Pour aller plus loin sur le financement et le choix de formation, le guide CPF 2026 détaille les dispositifs mobilisables après l’alternance, et le classement des formations les plus demandées en France aide à anticiper les compétences porteuses. Les profils attirés par le numérique trouveront des pistes dans les formations de reconversion qui recrutent.
Démarches et calendrier pour se lancer
Lancer un projet d’alternance demande de la méthode. L’ordre des étapes évite les blocages de dernière minute.
D’abord, définir le métier et le diplôme cible. Cette décision oriente le choix du centre, puisque chaque CFA ajaccien a ses spécialités. Ensuite, candidater auprès du centre, souvent via Parcoursup pour les formations du supérieur ou par dossier direct pour les CAP et bacs professionnels.

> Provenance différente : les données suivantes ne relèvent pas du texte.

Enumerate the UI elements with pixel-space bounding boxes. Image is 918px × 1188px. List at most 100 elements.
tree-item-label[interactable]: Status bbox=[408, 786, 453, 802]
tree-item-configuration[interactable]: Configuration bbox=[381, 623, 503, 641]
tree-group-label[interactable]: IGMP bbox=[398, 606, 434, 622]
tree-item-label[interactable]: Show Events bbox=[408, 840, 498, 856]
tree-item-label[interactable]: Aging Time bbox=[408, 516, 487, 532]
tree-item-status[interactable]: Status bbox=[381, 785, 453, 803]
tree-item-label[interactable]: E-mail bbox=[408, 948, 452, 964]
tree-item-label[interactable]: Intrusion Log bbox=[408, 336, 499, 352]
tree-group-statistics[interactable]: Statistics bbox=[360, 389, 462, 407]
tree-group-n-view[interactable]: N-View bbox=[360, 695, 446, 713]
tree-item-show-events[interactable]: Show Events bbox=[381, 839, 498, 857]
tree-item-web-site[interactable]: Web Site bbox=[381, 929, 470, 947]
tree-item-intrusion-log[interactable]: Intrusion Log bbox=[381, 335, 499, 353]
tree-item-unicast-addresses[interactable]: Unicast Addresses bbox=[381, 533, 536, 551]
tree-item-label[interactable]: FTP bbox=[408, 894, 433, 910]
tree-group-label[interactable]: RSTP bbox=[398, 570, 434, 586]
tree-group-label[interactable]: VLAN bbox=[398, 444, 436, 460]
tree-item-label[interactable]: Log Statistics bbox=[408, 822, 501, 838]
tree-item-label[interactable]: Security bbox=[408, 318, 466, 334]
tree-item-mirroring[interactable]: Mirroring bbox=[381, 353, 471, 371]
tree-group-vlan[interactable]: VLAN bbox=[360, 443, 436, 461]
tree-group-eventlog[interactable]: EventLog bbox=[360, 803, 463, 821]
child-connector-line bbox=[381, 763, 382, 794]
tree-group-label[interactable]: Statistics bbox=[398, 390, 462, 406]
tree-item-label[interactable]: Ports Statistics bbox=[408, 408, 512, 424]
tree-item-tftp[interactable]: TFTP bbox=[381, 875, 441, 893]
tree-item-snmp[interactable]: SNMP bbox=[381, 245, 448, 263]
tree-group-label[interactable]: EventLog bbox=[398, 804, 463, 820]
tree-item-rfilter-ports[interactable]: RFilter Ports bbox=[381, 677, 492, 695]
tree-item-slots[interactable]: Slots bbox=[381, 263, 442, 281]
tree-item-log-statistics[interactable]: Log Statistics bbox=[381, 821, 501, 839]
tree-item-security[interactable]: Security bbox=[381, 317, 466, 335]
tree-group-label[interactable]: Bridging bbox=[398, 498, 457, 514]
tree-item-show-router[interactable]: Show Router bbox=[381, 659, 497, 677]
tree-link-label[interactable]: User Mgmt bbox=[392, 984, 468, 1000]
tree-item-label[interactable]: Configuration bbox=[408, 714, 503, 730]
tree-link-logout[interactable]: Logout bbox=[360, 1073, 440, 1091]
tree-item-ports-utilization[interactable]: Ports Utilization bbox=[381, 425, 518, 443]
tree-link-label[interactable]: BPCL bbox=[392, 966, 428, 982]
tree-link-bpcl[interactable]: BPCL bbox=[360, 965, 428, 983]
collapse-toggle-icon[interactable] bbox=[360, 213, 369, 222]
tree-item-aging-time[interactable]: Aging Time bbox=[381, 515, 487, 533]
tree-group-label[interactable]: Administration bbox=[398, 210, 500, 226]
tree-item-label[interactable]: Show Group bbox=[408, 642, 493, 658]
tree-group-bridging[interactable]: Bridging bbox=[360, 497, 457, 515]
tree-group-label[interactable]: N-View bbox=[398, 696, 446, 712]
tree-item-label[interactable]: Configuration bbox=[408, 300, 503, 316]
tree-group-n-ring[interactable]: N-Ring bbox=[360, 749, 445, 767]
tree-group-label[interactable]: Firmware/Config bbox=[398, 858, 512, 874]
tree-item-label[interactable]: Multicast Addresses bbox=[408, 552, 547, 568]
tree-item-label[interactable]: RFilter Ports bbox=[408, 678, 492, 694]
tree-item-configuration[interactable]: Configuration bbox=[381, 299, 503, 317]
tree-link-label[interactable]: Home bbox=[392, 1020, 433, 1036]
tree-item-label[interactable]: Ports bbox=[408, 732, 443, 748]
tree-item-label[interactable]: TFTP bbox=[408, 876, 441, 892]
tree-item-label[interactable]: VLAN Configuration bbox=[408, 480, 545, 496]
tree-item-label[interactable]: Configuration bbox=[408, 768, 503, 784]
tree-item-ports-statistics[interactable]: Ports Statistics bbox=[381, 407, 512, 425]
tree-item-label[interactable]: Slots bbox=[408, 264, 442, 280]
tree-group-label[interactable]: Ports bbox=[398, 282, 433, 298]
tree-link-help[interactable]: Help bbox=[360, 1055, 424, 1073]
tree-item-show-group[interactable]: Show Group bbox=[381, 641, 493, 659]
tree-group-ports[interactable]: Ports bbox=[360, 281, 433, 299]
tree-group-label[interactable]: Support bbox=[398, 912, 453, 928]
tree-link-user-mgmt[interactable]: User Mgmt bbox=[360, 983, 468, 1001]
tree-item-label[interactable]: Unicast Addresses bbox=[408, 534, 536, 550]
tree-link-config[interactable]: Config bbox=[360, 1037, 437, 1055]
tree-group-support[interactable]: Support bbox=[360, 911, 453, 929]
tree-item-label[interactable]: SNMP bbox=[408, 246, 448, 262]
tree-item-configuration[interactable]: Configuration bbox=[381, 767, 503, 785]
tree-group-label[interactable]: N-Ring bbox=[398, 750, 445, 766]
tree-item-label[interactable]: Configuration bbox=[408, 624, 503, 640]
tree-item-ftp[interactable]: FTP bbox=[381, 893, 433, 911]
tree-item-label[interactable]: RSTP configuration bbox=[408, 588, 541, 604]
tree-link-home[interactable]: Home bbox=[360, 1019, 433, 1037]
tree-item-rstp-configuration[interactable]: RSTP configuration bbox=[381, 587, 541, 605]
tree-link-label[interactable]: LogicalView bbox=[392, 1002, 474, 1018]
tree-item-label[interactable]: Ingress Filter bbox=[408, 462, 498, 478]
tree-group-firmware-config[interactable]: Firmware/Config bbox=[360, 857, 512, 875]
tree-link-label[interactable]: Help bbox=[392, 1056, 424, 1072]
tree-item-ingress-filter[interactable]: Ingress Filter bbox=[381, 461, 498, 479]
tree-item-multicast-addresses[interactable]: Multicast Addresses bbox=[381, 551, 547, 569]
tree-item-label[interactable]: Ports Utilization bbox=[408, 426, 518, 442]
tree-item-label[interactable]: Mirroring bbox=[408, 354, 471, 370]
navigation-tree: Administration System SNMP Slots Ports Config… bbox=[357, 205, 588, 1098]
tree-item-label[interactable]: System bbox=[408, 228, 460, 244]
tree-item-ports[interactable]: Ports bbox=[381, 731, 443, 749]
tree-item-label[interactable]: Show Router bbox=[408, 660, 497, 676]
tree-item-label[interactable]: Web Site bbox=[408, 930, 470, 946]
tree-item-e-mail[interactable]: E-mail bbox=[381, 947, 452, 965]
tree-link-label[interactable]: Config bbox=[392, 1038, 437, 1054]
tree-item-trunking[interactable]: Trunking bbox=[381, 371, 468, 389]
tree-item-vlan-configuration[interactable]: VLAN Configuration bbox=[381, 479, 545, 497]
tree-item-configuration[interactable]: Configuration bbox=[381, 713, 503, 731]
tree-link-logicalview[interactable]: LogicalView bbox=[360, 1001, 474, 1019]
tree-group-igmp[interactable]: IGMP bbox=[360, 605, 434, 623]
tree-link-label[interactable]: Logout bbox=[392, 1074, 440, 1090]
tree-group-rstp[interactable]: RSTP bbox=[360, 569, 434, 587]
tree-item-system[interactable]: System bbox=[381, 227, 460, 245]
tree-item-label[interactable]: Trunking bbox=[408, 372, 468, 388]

En parallèle, chercher l’entreprise. Aucun contrat d’apprentissage ne démarre sans employeur. Cette phase, la plus chronophage, mérite d’être engagée plusieurs mois avant la rentrée. La signature du contrat scelle ensuite l’engagement réciproque entre apprenti, entreprise et centre.
Prochaine étape concrète : repérer deux ou trois centres ajacciens correspondant au métier visé, contacter leurs référents alternance, et démarrer la prospection d’entreprises dès le printemps. Une rentrée de septembre se prépare idéalement entre mars et juin.